– Otworzyliśmy lokal w Warszawie, prace w Krakowie są na ukończeniu. Nie przewidujemy uruchomienia kolejnych kawiarni – mówi Giorgio Pezzolato, wiceprezes North Coast. Twierdzi, że spółka wróci do rozwoju sieci, gdy sytuacja makroekonomiczna się ustabilizuje.
W tym roku North Coast ma skupić się na podstawowej działalności biznesowej. – Druga istotna sprawa to uruchomienie zakładu w Rzepinie – dodaje wiceprezes. Spółka zależna North Coast, Latteria Tinis, będzie w nim produkowała mozzarellę. – Trwają testy technologiczne.

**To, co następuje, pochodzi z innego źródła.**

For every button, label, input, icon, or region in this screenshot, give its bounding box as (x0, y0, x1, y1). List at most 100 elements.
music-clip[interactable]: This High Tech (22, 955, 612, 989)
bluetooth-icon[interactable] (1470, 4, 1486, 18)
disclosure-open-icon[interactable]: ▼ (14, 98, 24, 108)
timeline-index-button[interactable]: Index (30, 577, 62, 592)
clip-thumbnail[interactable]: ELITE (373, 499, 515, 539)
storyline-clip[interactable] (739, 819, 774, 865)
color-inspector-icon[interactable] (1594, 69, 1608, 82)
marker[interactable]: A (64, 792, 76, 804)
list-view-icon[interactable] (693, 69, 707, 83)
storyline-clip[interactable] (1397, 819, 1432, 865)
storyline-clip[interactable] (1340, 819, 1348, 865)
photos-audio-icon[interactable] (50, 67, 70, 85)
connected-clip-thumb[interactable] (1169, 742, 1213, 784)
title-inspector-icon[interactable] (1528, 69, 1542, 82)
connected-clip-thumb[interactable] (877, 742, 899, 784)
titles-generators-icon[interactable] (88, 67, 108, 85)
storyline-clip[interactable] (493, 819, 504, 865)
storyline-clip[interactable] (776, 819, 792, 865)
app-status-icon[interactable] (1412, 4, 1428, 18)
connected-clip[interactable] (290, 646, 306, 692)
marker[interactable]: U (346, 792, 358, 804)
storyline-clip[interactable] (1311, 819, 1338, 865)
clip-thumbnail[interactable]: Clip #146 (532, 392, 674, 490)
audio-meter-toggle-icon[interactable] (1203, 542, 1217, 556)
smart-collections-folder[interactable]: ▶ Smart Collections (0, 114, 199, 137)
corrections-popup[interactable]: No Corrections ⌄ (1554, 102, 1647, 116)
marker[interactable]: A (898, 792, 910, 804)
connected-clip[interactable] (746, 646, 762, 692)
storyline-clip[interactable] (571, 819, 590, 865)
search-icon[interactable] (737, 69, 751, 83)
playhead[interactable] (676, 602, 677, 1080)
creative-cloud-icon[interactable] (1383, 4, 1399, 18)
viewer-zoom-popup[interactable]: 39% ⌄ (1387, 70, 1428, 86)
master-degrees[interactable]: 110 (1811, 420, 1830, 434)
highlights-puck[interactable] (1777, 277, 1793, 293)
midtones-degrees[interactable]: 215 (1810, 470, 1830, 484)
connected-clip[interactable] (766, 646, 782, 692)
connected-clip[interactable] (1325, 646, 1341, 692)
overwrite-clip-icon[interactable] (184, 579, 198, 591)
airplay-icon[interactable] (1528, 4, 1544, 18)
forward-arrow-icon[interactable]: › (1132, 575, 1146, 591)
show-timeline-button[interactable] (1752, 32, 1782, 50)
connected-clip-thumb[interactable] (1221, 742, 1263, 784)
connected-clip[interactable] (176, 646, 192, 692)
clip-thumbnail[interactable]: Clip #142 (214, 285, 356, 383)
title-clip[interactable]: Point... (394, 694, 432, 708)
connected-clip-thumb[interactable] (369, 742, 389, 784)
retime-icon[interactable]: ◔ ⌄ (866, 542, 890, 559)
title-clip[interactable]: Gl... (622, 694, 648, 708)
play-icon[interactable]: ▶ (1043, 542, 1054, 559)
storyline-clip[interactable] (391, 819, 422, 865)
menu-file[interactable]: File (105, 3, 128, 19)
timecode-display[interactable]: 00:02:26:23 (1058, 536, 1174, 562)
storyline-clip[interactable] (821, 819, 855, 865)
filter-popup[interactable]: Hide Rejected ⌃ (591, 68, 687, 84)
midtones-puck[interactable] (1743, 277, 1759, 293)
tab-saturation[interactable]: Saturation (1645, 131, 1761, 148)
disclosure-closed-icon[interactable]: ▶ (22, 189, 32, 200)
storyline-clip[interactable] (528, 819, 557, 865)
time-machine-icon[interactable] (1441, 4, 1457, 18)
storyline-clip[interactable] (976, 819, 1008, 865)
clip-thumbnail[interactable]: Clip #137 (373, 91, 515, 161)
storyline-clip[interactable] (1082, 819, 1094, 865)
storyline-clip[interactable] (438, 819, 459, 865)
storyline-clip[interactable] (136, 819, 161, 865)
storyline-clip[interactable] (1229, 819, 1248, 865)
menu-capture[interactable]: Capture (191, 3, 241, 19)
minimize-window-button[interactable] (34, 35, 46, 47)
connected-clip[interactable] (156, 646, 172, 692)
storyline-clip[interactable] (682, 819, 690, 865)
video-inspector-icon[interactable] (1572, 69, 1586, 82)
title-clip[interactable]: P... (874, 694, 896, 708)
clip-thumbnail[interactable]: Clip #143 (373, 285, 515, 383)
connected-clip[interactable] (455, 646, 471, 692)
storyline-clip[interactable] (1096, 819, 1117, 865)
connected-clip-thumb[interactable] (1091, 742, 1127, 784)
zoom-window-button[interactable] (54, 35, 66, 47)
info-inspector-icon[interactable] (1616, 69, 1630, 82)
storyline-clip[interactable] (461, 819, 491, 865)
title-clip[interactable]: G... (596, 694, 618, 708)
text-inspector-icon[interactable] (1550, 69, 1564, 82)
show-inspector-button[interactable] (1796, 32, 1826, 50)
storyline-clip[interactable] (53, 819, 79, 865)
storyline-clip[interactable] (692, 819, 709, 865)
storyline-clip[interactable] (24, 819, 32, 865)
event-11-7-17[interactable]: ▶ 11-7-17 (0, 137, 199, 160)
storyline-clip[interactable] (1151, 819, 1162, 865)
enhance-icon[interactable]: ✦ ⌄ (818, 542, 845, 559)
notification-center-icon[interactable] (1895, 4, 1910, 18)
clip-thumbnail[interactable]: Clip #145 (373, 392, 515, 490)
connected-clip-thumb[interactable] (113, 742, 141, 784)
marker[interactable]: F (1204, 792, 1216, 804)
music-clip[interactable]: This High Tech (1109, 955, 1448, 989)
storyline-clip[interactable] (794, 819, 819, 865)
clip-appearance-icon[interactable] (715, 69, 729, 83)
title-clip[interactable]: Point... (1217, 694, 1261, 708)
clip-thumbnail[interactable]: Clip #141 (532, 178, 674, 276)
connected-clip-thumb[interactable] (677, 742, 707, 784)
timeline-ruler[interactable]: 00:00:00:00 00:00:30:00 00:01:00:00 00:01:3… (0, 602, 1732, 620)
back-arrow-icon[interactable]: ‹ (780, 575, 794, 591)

Produkcja powinna ruszyć w tym kwartale – mówi Pezzolato. Zapewnia, że na koniec roku Latteria Tinis będzie rentowna (w 2008 roku miała 2,2 mln zł straty).North Coast zadebiutował na GPW przed trzema laty. Co roku wypłacał dywidendę. 17 czerwca WZA zdecyduje, jak podzielony zostanie ubiegłoroczny zarobek spółki (6,3 mln zł). – Sytuacja rynkowa powoduje, że priorytetem może okazać się przeznaczenie większości zysku na potrzeby spółki – mówi Pezzolato.